Adventures in Babysitting

Illustration by Jack Unruh

I felt more general hopefulness about starting graduate school than I had felt about practically anything I had ever done before.

With a few weeks to go, to make a little money before school started, I put up a notice on the local café bulletin board, on Balboa Island near Newport Beach. I’d just finished three years of teaching elementary school, and I figured babysitting would be a breeze. After a couple of days, I received a call from a mother who lived just a few blocks over from my new tiny studio apartment, on a street named for a jewel—Pearl, maybe, or Emerald.

I walked over in the gorgeous blue-skied morning at about ten o’clock, asked her absolutely nothing about her kids, answered all two of her questions, said everything would be fine, and she, with slumped shoulders and head down, ran off to run errands in some kind of hurry.

She had two children, boys: a baby and a 5-year-old. I suggested we go to the nearby beach and realized uncomfortably only while walking over that I had never babysat for an actual baby before. I chatted up the bright-faced 5-year-old, in the hopes that he could help a bit.

At the beach, the baby patted a shovel in the sand happily. Boats and kayaks skimmed the bay. We all seemed to be getting along fine, but ten minutes in, the older boy’s face soured and he raised up one of his shoes and threw it into the water. “Ha!” he said, in a taunting voice. “Will you get that?” I asked. The shoe bobbed along, pushed and batted by the light waves. He threw in his other shoe. I gave him a reprimanding look, but he just laughed.

After a few minutes, I left the baby in the sand, rolled up my pants, and ran in to retrieve the shoes. The boy was running around the beach, squawking and making faces at me. He had been my ally just minutes ago. “I’m counting to three,” I said. Or, “This is not acceptable.” Or, “Looks like I’ll have to tell your mother.” He stuck out his tongue and ran away. A murmur of fear rustled through me.
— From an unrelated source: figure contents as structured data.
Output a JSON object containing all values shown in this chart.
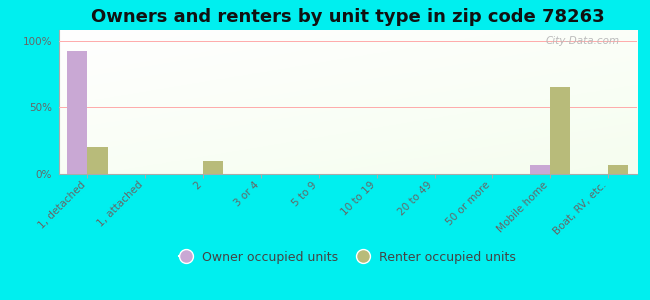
{
  "title": "Owners and renters by unit type in zip code 78263",
  "categories": [
    "1, detached",
    "1, attached",
    "2",
    "3 or 4",
    "5 to 9",
    "10 to 19",
    "20 to 49",
    "50 or more",
    "Mobile home",
    "Boat, RV, etc."
  ],
  "owner_values": [
    92,
    0,
    0,
    0,
    0,
    0,
    0,
    0,
    7,
    0
  ],
  "renter_values": [
    20,
    0,
    10,
    0,
    0,
    0,
    0,
    0,
    65,
    7
  ],
  "owner_color": "#c9a8d4",
  "renter_color": "#b8bb7a",
  "background_color": "#00efef",
  "grid_color": "#ffaaaa",
  "yticks": [
    0,
    50,
    100
  ],
  "ytick_labels": [
    "0%",
    "50%",
    "100%"
  ],
  "bar_width": 0.35,
  "title_fontsize": 13,
  "tick_fontsize": 7.5,
  "legend_fontsize": 9,
  "watermark_text": "City-Data.com"
}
Back at the house for lunch, the brother pointed out to me that the baby needed a diaper change. In the side room, I changed and wiped with inexperienced hands. The older boy began making some kind of muttering noise in the kitchen; I didn’t like the sound of it. I had baby poop on my fingers, but I stepped out of the changing area, the baby safe but starting to cry on the table, and peeked in. The boy was standing at the kitchen counter, lifting knives in and out of the knife block. “Hey!” I said sharply. The baby wailed. Panic rose in spikes inside me. The boy turned around and laughed. Then he reached back into the knife block, pulled out the sharpest chef’s knife, and pointed it right at me.

“Put that down!” I said. The baby was screaming now. The boy placed the knife on the counter, coyly, but stood by it. Something had turned, and I didn’t feel safe; I washed my hands fast, put the knife block in a high cabinet, and called his mother. It had been maybe two hours of a scheduled five. The baby was still crying on the changing table, and I grabbed him and held him close, the diaper too loose, the odor of poop still hovering in the air, and we stood in the kitchen, wide-eyed, watching as the older boy cowered and grinned in a corner by the dishwasher. I wanted desperately to leave.

When the mother finally came home, the boy ran and hugged her leg, and she confessed in a low voice that he was on medication for behavioral problems and she had experimented, that morning, with taking him off it. “I’m really sorry,” she said. “I just thought it was worth a try.”